SIXTY-THREE

Emory enters the cauldron garden alone, having struggled up the goat trail for the last two hours in the pitch black.

Seth and Clara stayed behind in the lighthouse. It’s well after curfew, and neither of the elders would exempt them, no matter how hard they protested. Emory thinks it’s spite, but she didn’t fight too hard against the decision.

In truth, she’d rather be by herself tonight. The things she has to do will be dangerous, and she’s much happier knowing her family will be away from the village.

Walking through the cauldron garden, she peers around in wonder.

Moonlight has melted across the dome, while thousands of fireflies zip around in the darkness, bioluminescent butterflies leaving purple and pink trails in their wake. It’s one of the most beautiful things she’s ever seen, and one of the most baffling. How could all of this come from the souls of people such as Thea and Hephaestus?

Emory bites her lip, trying to imagine what Niema felt about all of this.
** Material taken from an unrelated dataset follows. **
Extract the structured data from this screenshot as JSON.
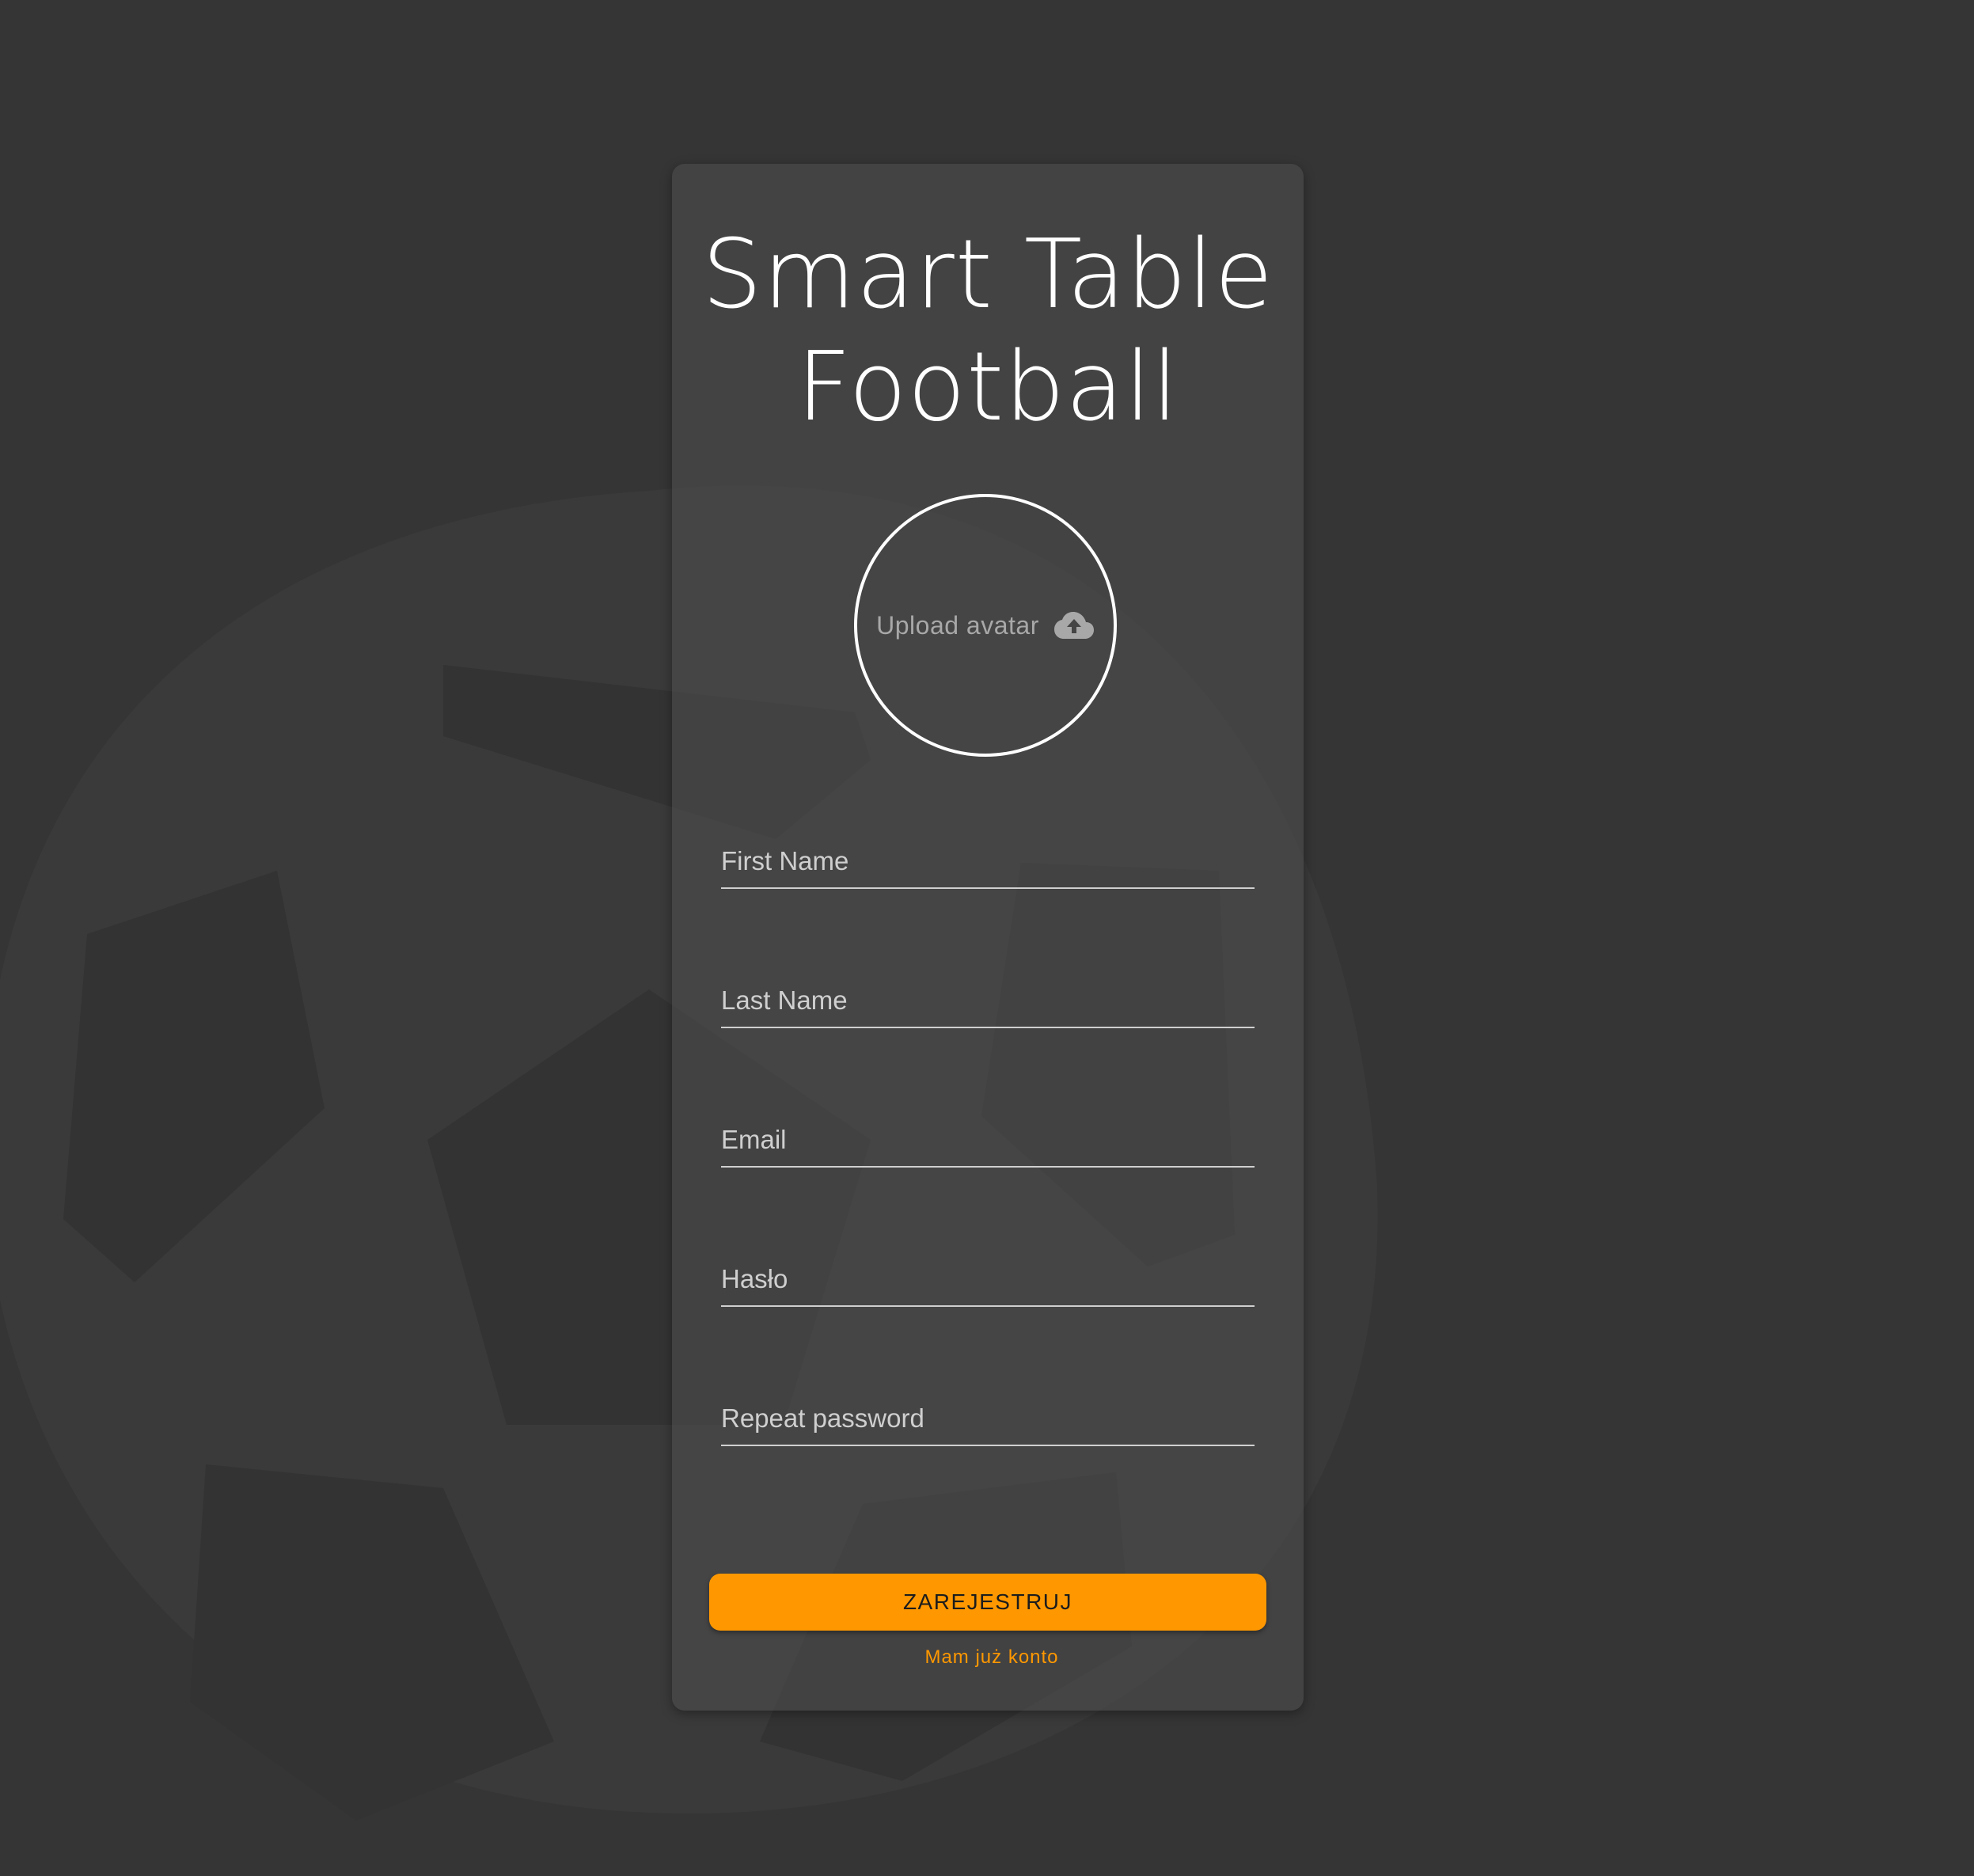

Back in the lighthouse, Thea claimed she wanted to control humans the way she controlled the villagers, because she was afraid of what they’d do if they were released from Blackheath.

‘Control,’ murmurs Emory.

That was one of the words on the letter Niema was writing to Hephaestus the night before she died.

Emory left the original in her dorm, but she’s read it over so many times she can recall it verbatim.

My darling boy,

I know you’re disappointed, and my decision will feel like a betrayal. You must believe I’ve let you down, after asking so much of you, but

There was a gap after that, with the rest gathered from the pencil rubbing Emory made: if I couldn’t control … better … contain … Abi wanted to … couldn’t kill

And then the numbers ‘5:5?’ were scrawled on the back.

Niema killed thirteen people as part of a doomed experiment to control humans. The letter seemed to suggest she’d given up on it, preferring to contain them instead. Was that the betrayal she was referring to? Had Niema decided to keep the humans locked up in Blackheath forever?

Footsteps crunch through the undergrowth, wood cracking.

Pushing through the branches, Emory discovers the villagers hacking their way through the undergrowth with machetes and axes, clearing plots of land for farming. Their eyes are closed, their faces filthy. They’re scratched by thorns, panting hard at the exertion they don’t know they’re undertaking.

‘It might be kinder to let the fog have us,’ she thinks.

She’s footsore and tired by the time she enters the cable-car station, jamming the lever forward and jumping onboard the carriage as it departs.

Huge forks of lighting are crawling across the island, thunder bouncing off the volcano. Several rowboats are out at sea, lanterns swaying at the bow, tiny points of light in the endless black.

‘Where are they going?’ she asks.

‘Thea wants the equipment salvaged from the lighthouse,’ I reply.

The cable car sways in the wind, creaking on the line as it glides into the village, which is dark aside from the harsh light spilling out of Thea’s lab.

Thea rowed to the lighthouse last night, but Emory still doesn’t know why and none of her theories explain it.

It’s not the only question chasing her. There are swarms of them.

Why would Niema bother putting her defence system up, only to abandon the lighthouse and go to the village? What happened to Hui after she was stabbed? Why can’t Ben stop drawing equations in the dirt? And why did they hike out to Blackheath last night, dragging a cart behind them?

The cable car judders into the station, and Emory spills out, plucking her sweaty clothes away from her skin.

‘What time is it?’

‘It’s 10:16 p.m.,’ I reply.

Hephaestus is expecting to meet her at midnight, with the key to Blackheath. The last time she saw it, Adil was rolling it under his thumb, as he accused Thea of murdering Niema. He treated it carelessly, like a trinket, which is why she didn’t think to wonder what it was.

She stalks through the driving rain towards the barracks, ascending the staircase to Magdalene’s dorm.

She’s hoping that once she’s explained her plan, Adil will hand over the key.

She just needs a little leverage to get Hephaestus talking. He’s the final piece of the puzzle, but if she doesn’t handle him carefully, she’ll be dead long before the fog hits the island.